OTTAWA – Ignore it and maybe it will go away.
That appears to be Stephen Harper’s plan for the Senate — at least in the short term.
The prime minister distanced himself from the damning revelations in last week’s audit of senators’ expenses, explaining that “the Senate is an independent body and the Senate is responsible for its own expenses.”
He threw in the towel on his three-decade campaign for an elected Senate last year after the Supreme Court advised he’d need a constitutional amendment approved by most or all provinces to reform or abolish the upper house — advice Harper paraphrased as “we’re essentially stuck with the status quo for the time being.”
He stopped appointing senators a year earlier, just as the expenses scandal was engulfing his government. There are now 20 vacancies in the 105-seat chamber and there’ll be two more to fill by mid-summer.
And yet, according to the Prime Minister’s Office, “We have no plans to appoint senators. The Senate continues to pass government legislation.”
With an election looming in just four months, former allies in the Senate reform movement are mystified by Harper’s strategy, or lack thereof.
“I’m quite puzzled actually how poorly this file has been managed by the prime minister,” says political scientist Roger Gibbins, former head of the Canada West Foundation.
“I mean, this is kind of his issue and yet he’s got himself in a very difficult situation.”
The Supreme Court ruled that the Senate can’t be abolished by stealth, so allowing its membership to dwindle indefinitely is not tenable over the long term. A Vancouver lawyer is already asking the Federal Court to declare that vacancies must be filled within “a reasonable time” and Gibbins suspects that, eventually, some provinces will also go to court to demand their full share of Senate representation.
Hence, as Gibbins sees it, Harper has painted himself into a corner and now faces two unpalatable options: He can make a raft of Senate appointments before the election, a scenario bound to trigger a public backlash at any time but which would amount to political suicide in the current climate.
Or he can wait and risk leaving the vacancies for another prime minister to fill should the Conservatives lose the election.

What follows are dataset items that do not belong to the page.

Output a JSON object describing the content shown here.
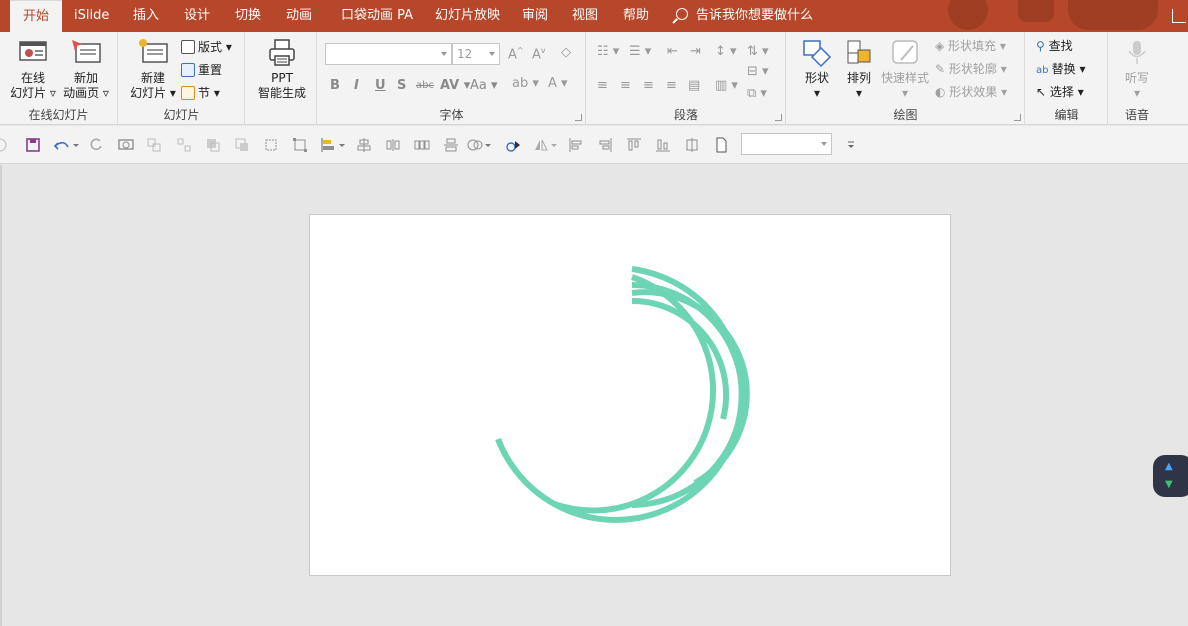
{
  "tabs": [
    {
      "label": "开始",
      "active": true
    },
    {
      "label": "iSlide"
    },
    {
      "label": "插入"
    },
    {
      "label": "设计"
    },
    {
      "label": "切换"
    },
    {
      "label": "动画"
    },
    {
      "label": "口袋动画 PA"
    },
    {
      "label": "幻灯片放映"
    },
    {
      "label": "审阅"
    },
    {
      "label": "视图"
    },
    {
      "label": "帮助"
    }
  ],
  "tell_me": "告诉我你想要做什么",
  "ribbon": {
    "online": {
      "btn1_line1": "在线",
      "btn1_line2": "幻灯片",
      "btn2_line1": "新加",
      "btn2_line2": "动画页",
      "label": "在线幻灯片"
    },
    "slides": {
      "new_line1": "新建",
      "new_line2": "幻灯片",
      "layout": "版式",
      "reset": "重置",
      "section": "节",
      "label": "幻灯片"
    },
    "ppt": {
      "line1": "PPT",
      "line2": "智能生成"
    },
    "font": {
      "size": "12",
      "label": "字体"
    },
    "paragraph": {
      "label": "段落"
    },
    "drawing": {
      "shapes": "形状",
      "arrange": "排列",
      "quick_styles": "快速样式",
      "fill": "形状填充",
      "outline": "形状轮廓",
      "effects": "形状效果",
      "label": "绘图"
    },
    "editing": {
      "find": "查找",
      "replace": "替换",
      "select": "选择",
      "label": "编辑"
    },
    "voice": {
      "dictate": "听写",
      "label": "语音"
    }
  },
  "colors": {
    "accent": "#b7472a",
    "arc": "#6dd4b4",
    "qat_icon": "#8f8f8f",
    "save_icon": "#8b3b8e",
    "undo_icon": "#3a6fc4"
  },
  "slide_graphic": {
    "type": "concentric partial arcs",
    "arc_count": 5
  }
}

That would be a “gift-wrapped package” for Liberal Leader Justin Trudeau, who’s promising to create a blue-chip advisory body to recommend non-partisan nominees for Senate appointment, and a poisoned chalice for NDP Leader Tom Mulcair, who’s vowing to launch constitutional negotiations to abolish the chamber altogether.
But either way, if Harper loses control of the House of Commons, he’d be ceding the Conservatives’ domination of the Senate as well, an outcome for which Gibbins doubts “his party would ever forgive him.”
Political scientist Tom Flanagan, a former Harper campaign manager, doubts the prime minister is giving much, if any thought, to what-if scenarios.
“Knowing him as I do, I don’t think he’s too much concerned about what the situation would be if he was no longer prime minister … I think he’d be focussed on winning the election.”
And on that score, Flanagan says it appears Harper is determined to ride out the Senate storm by keeping the appointment of senators off the table until after the election.
Trouble is, the more the vacancies pile up, the more insistent the questions become about how Harper intends to fill them, whenever that might be.
Both Gibbins and Flanagan think Harper may eventually adopt some variation of Trudeau’s proposal. But having heaped ridicule on Trudeau — calling his proposal a recipe for having Liberal hacks recommend more Liberal hacks for Senate appointments — Flanagan says that would be difficult for Harper to admit to before the votes are counted on Oct. 19.
In any event, in the immediate aftermath of the Senate expenses audit and in the hyper-partisan, pre-election climate, Gibbins reckons it would be well-nigh impossible to persuade non-partisan, pre-eminent people to accept Senate appointments.
Alternatively, Gibbins suggests Harper could promise to hold a national plebiscite on abolishing the Senate, hoping public outrage would put pressure on recalcitrant provinces, including Quebec and Ontario, to go along with the initiative.
With or without a plebiscite, however, abolition is not something that could be accomplished over night, if ever. And Harper would still face the question of what to do in the meantime with the steadily increasing number of empty seats — at least 34 by the end of 2017, fully one-third of the Senate seats — as would Mulcair.
Whatever Harper is contemplating, Flanagan is sure of one thing: “In my experience, he’s always got something in mind. I’ve never known him to not have a strategic position in mind on any important issue … He sometimes surprises us with what it is.”